What a week. I tried, I really did. There’s something about Games Time that is all-consuming and I forget that life exists outside the interns, participants, planning, feedback, and all those thousands of emails. I didn’t even get to do Adam’s workshop this week. Last weekend, I had a blast with the WriteHive convention. I learned a lot about character types, agents, and the mechanics of writing. I watched some of the videos a second time through because the information is great. Sunday through Friday, I averaged 10-hour days on Games and a little on the rest of WW. I wish I could tell everyone how many people registered but in our experience, the real number tends to discourage writers because they feel they’re not good enough (a lie) and quit before they try. Just know that it’s a lot so when I talk about tasks, some took all day: I created every single feedback document by hand, wrote the Welcome Email and started scheduling that release process for two weeks from now. I updated our Parental Consent page and sent the consent forms to all the parents whose kids registered, searched every single registered email address to add Gamer badges to those who setup their WW site membership, and I worked with the interns on their Scoring and Critiques training. Then, because the back-end calculations spreadsheets are too bulky to load without crashing, I redesigned a few of the Achievement Tracker pages. We’ll start beta testing that tomorrow. My entire brain is numb. I’ve had an idea for a short story in my head for… since August. How many months is that? It’s one I’ve held so close I never even wrote the notes down but it’s still rattling around in there, squished between “how to setup your justification document” and “strange things found on the Titanic passenger manifest”.

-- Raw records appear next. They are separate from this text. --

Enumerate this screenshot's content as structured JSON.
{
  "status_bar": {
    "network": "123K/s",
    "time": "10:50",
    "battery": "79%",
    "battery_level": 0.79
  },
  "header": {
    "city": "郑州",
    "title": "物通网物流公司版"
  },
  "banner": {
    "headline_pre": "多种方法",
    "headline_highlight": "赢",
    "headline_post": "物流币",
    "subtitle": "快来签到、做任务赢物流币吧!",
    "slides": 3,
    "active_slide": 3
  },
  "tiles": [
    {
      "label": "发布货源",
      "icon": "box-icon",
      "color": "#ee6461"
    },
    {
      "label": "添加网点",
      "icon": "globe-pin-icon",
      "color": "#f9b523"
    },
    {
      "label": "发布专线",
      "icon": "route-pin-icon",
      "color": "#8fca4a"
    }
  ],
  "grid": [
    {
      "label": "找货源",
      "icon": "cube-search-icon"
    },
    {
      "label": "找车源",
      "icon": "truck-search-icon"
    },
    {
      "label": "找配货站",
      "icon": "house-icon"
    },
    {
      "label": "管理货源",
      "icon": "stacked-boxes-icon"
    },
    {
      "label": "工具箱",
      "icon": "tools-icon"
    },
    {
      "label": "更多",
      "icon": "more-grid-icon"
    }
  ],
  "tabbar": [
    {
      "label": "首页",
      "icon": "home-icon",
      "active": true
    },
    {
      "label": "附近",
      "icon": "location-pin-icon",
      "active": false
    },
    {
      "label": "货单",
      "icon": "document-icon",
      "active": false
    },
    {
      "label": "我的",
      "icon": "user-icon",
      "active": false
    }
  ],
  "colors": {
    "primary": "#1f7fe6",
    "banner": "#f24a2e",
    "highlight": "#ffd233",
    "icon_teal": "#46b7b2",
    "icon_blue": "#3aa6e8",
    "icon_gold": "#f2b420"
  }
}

The point is, I tried. I set aside three whole hours yesterday and I wrote one pen dry. It was so bad that I crossed most of it out with the next pen I picked up and then I did the unthinkable: I switched to first person. First person. That’s not my writing style at all but apparently, the narrator is insistent. This story is doomed.
Update during our blog reorganization, Sept 2022: I still haven't finished that story. First person narrative doesn't last long in my brain because I am not that person, experiencing those things. After the ~200 words, I stopped and set it aside for a future reconfiguration that, two years later, still has not happened. If I'm ever able to finish it, it's called Tethered about it's about shark research.